Er schüttelt den Kopf, als ob er erschöpft wäre, kann sich aber ein Lächeln nicht verkneifen. „Hat sie dir auch beigebracht, dass es sicherer ist, richtig aufgepumpte Reifen zu haben, wenn man auf einsamen Straßen unterwegs ist? Deine sind nämlich scheiße, nur damit du es weißt.“

„Kein Wunder, ich habe das Ding ja auch schon seit Jahren nicht mehr benutzt. Aber bist du nicht viel zu ängstlich für einen so gefährlich muskulösen Kerl?“

Er kommt näher und haucht: „Nichts macht mich nervös, Baby, glaub mir. Das nennt man vorsichtig sein. Und bei schönen Dingen bin ich eben besonders achtsam.“

Es ist das erste Mal, dass seine Stimme die gleiche sexuelle Note hat wie sein allgemeines Auftreten. Er berührt mich mit keinem Teil seines Körpers, sodass ich weiß, dass es allein seine tiefe Stimme ist, die mir vom Scheitel bis zum letzten Zeh ein Kribbeln über die Haut jagt. Ich frage mich, was seine tatsächliche Berührung mit mir anstellen würde. Und bei dem Gedanken wird mir klar, dass ich stillschweigend zugestimmt habe, mit ihm auf sein Motorrad zu steigen, als ich mich entschieden habe, mich von ihm nach Hause fahren zu lassen.

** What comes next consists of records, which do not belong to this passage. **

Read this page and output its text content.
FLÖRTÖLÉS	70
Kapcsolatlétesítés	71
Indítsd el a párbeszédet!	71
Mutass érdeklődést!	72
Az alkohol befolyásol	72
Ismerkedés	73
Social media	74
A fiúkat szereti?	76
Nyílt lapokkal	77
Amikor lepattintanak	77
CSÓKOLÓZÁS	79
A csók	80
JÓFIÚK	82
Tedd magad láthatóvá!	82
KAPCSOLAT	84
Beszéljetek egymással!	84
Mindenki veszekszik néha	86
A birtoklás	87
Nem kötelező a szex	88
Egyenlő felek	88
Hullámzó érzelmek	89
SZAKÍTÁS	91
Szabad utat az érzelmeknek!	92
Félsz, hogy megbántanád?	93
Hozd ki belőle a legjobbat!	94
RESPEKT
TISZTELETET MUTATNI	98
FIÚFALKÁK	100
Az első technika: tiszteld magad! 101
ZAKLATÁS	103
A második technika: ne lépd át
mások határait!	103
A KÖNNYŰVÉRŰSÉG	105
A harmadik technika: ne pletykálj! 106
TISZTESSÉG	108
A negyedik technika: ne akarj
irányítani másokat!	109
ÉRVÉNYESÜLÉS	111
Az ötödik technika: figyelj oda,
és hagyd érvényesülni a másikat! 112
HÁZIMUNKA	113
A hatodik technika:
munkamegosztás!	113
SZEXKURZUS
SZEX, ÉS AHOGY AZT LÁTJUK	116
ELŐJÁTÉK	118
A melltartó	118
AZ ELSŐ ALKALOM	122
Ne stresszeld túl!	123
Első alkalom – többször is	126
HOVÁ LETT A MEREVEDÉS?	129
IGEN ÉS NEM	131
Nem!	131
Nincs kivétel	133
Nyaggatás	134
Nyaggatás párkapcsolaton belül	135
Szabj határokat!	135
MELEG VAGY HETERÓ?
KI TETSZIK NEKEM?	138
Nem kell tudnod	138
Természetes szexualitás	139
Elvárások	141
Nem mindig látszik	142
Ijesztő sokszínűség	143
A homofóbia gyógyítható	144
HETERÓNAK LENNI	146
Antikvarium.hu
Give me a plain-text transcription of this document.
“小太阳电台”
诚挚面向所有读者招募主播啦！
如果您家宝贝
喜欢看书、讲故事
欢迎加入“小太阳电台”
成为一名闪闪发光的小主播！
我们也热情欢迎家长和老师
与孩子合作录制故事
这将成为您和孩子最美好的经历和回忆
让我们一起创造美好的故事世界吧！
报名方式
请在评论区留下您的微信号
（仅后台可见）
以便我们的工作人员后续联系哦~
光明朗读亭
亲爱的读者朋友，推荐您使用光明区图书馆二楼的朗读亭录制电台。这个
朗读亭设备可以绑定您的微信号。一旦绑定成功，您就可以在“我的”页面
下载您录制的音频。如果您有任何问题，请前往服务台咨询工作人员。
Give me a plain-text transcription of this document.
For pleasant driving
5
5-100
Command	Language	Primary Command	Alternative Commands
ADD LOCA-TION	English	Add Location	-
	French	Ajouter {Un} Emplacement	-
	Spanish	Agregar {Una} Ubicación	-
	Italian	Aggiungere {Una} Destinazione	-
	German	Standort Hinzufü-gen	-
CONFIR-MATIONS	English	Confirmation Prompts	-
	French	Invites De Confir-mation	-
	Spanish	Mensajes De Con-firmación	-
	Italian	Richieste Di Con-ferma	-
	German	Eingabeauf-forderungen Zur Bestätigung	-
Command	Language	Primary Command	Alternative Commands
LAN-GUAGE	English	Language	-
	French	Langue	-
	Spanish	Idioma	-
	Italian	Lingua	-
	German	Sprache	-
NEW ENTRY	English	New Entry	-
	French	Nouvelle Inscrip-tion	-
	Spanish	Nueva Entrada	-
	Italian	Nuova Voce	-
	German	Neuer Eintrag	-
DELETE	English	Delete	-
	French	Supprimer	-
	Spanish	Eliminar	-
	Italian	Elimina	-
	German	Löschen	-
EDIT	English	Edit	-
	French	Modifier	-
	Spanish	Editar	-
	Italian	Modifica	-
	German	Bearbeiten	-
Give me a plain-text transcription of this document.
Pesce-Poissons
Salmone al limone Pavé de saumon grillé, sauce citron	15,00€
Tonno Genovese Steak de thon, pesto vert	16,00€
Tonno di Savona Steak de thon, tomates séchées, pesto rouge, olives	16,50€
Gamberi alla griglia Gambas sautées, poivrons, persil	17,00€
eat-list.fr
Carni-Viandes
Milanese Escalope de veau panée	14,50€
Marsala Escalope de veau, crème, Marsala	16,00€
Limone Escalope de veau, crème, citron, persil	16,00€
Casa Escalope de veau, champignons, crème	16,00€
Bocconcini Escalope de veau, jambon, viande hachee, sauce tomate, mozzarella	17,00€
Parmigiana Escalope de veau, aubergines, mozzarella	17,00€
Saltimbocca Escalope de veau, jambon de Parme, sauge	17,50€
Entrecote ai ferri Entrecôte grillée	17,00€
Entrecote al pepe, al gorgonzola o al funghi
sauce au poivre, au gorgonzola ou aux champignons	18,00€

„Du musst mit deinem Motorrad fahren, um mich nach Hause zu bringen“, sage ich, völlig aus dem Zusammenhang gerissen.

Er zieht sich zurück, lehnt sich neben mich auf den Tresen und grinst. „Fahren bringt einen in der Regel schneller ans Ziel, als wenn man es schiebt.“

„Ich bin noch nie Motorrad gefahren.“ Ich beginne mir Sorgen zu machen und ignoriere seinen Scherz.

Er gibt ein schnalzendes Geräusch von sich.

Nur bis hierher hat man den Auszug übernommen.